Tapi bagaimanapun, mantan pemain Chelsea ini meminta Setan Merah untuk tetap berjuang melangkah ke babak final dan menjadi juara karena menurutnya ini adalah kesempatan besar bagi MU untuk mengakhiri paceklik gelar juara sejak 2017.

“Pertandingan ini akan sangat menarik, namun kami harus percaya pada kualitas yang kami miliki. Kami ingin bermain di final dan membawa pulang trofi ke Old Trafford, karena klub ini layak mendapatkan yang terbaik,” ujarnya. DAFTAR SBOBET

Di Premier League, Manchester United memang hampir mustahil menjadi juara, mereka kini terpaut 10 poin dari sang pemuncak, Manchester City.

berita, Liga

Barca Seharusnya Bisa Berpisah Dengan Valverde Lewat Cara Yang Lebih Baik

Berita Liga SpanyolErnesto Valverde sudah resmi pisah jalan dengan Barcelona setelah menempuh dua setengah tahun di Camp Nou. Pada hari Selasa (14 Januari 2020) dini hari WIB tadi, Barca resmi memecat Valverde dan menunjuk Quique Setien untuk menjadi penggantinya.
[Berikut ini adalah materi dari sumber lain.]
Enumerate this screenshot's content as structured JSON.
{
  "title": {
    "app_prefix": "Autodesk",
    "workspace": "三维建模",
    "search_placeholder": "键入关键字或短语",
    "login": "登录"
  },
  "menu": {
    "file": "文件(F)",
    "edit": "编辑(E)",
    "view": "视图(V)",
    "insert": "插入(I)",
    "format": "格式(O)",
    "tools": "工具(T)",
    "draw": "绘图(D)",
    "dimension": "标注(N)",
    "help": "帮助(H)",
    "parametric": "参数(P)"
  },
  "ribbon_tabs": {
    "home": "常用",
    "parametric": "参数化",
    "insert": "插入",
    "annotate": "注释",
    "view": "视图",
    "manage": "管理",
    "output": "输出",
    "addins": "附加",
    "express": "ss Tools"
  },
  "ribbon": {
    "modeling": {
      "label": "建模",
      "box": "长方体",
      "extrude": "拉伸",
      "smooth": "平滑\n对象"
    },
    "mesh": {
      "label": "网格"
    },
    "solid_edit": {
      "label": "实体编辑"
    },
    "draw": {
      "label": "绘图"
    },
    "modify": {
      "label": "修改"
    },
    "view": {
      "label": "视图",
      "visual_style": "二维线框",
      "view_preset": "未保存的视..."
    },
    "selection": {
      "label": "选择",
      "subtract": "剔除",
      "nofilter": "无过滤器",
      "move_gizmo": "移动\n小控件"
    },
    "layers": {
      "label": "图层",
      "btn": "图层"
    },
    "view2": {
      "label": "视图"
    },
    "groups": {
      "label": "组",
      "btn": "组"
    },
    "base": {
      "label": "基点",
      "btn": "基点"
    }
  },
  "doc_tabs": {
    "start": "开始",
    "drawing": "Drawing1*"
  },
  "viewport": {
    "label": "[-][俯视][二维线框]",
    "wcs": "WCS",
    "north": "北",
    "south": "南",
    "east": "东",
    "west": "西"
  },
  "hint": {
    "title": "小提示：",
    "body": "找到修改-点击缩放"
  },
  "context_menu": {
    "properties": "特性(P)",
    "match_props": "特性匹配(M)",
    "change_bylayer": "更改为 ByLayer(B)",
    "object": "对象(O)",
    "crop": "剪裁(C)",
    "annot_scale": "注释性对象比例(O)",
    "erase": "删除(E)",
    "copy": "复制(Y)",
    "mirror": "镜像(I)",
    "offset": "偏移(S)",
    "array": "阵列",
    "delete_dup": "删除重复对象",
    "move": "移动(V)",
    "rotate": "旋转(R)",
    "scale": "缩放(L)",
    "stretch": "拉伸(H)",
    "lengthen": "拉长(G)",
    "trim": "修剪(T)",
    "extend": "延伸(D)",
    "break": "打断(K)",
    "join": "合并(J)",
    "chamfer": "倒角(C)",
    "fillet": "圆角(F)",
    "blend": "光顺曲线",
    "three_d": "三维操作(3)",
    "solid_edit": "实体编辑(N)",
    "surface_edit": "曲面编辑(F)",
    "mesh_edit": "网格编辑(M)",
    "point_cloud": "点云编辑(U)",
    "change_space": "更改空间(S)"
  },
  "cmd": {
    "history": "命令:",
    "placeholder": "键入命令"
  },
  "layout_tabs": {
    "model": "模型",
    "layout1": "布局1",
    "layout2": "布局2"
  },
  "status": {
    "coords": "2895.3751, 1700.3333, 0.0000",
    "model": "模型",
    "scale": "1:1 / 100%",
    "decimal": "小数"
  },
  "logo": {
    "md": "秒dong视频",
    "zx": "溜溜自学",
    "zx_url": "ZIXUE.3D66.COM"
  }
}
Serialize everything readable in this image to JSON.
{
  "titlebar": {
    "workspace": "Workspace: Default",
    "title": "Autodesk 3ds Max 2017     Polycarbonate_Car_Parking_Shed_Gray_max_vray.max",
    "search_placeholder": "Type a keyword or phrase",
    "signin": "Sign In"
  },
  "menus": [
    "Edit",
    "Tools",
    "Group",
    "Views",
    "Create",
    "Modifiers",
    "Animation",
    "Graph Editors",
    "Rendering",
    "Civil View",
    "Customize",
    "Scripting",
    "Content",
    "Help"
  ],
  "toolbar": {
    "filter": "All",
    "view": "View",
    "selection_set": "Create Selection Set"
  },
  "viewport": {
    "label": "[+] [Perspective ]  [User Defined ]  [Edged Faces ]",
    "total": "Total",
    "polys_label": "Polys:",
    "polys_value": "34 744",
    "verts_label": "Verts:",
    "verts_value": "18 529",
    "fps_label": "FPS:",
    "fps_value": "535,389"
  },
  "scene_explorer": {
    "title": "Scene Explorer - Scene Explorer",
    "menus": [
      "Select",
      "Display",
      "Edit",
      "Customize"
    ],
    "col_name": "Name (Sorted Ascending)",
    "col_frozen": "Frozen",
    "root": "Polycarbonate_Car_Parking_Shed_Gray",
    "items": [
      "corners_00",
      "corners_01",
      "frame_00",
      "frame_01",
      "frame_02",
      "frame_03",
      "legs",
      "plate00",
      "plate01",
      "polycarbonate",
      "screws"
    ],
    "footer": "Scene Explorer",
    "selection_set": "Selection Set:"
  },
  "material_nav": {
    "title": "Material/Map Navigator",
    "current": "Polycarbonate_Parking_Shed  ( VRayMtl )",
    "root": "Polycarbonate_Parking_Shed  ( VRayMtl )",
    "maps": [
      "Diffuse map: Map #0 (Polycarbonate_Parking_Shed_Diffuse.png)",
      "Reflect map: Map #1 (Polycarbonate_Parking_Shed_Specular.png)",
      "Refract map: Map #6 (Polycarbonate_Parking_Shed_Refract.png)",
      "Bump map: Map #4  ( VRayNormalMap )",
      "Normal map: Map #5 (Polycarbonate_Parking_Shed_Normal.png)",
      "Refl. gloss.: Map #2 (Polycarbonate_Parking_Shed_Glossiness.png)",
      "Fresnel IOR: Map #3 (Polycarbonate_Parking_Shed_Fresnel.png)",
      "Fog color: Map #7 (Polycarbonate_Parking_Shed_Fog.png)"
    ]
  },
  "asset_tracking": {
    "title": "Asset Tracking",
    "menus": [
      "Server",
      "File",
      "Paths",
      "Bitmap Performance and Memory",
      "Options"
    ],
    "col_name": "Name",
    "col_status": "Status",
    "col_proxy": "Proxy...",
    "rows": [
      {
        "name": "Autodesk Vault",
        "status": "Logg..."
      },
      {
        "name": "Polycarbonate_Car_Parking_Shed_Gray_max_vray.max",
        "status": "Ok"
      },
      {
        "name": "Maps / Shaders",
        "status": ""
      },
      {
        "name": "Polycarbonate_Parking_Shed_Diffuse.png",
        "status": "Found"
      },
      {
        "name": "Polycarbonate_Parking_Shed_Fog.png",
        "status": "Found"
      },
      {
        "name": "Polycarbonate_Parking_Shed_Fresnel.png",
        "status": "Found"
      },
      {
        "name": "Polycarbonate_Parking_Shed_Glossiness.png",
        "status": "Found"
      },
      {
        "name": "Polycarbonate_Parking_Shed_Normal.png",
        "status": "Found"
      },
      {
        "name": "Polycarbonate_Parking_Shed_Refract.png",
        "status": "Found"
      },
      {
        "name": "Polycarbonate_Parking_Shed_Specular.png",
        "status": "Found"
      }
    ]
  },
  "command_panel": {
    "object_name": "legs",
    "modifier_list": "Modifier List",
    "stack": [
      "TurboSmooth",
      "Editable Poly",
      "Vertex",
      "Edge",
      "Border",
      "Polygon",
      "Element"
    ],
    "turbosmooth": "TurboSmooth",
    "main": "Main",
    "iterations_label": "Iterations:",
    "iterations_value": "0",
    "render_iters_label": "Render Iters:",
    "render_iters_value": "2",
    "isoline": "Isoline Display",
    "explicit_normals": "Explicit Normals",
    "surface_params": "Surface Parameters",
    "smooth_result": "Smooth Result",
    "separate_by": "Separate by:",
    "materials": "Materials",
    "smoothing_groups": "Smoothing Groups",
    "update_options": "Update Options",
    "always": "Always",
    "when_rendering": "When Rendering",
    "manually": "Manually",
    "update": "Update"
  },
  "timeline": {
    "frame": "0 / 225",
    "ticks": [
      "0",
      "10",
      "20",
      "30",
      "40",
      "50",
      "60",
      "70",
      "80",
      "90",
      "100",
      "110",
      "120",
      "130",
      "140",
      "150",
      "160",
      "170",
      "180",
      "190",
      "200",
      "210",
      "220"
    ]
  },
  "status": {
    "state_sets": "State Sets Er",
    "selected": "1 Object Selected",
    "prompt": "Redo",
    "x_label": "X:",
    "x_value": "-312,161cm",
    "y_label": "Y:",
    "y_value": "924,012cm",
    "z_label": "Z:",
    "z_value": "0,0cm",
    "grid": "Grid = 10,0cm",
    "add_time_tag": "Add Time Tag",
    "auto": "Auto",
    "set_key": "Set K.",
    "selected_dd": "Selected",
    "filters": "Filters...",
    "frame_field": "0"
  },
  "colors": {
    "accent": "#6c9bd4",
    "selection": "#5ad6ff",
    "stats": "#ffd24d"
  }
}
Valverde merupakan pelatih pertama yang dipecat Barcelona di pertengahan musim sejak pemecatan Louis van Gaal pada Januari 2003 silam. Itu berarti, sebenarnya Blaugrana tidak terlalu senang memecat pelatih.

Pemecatan Valverde ini tidak terlalu mengejutkan, pasalnya dia memang tidak pernah benar-benar mendapatkan kepercayaan supporter. Barca memang tetap meraih trofi, tapi Valverde dianggap tidak terlalu berpengaruh.

Nahasnya, pemecatan Valverde ini tidak berjalan sebaik seharusnya. Barca sebenarnya punya beberapa cara yang lebih elegan untuk mengakhiri kerjasama, namun mereka memilih mencari pengganti terlebih dahulu sebelum memecat Valverde.

Penyebabnya ada pada kekalahan dari Atletico Madrid di babak semi final Piala Super Spanyol. Sejak saat itu, rumor pergantian pelatih terus muncul ke permukaan. Barca disebut mendekati Xavi Hernandez dan Ronald Koeman, padahal status Valverde masih sebagai pelatih.

Puncaknya, Barca mengikat Setien terlebih dahulu, memastikannya, kemudian baru memecat Valverde. Tentu ini bukan cara yang etis untuk berpisah dengan pelatih yang telah mempersembahkan sejumlah trofi semasa berkarier.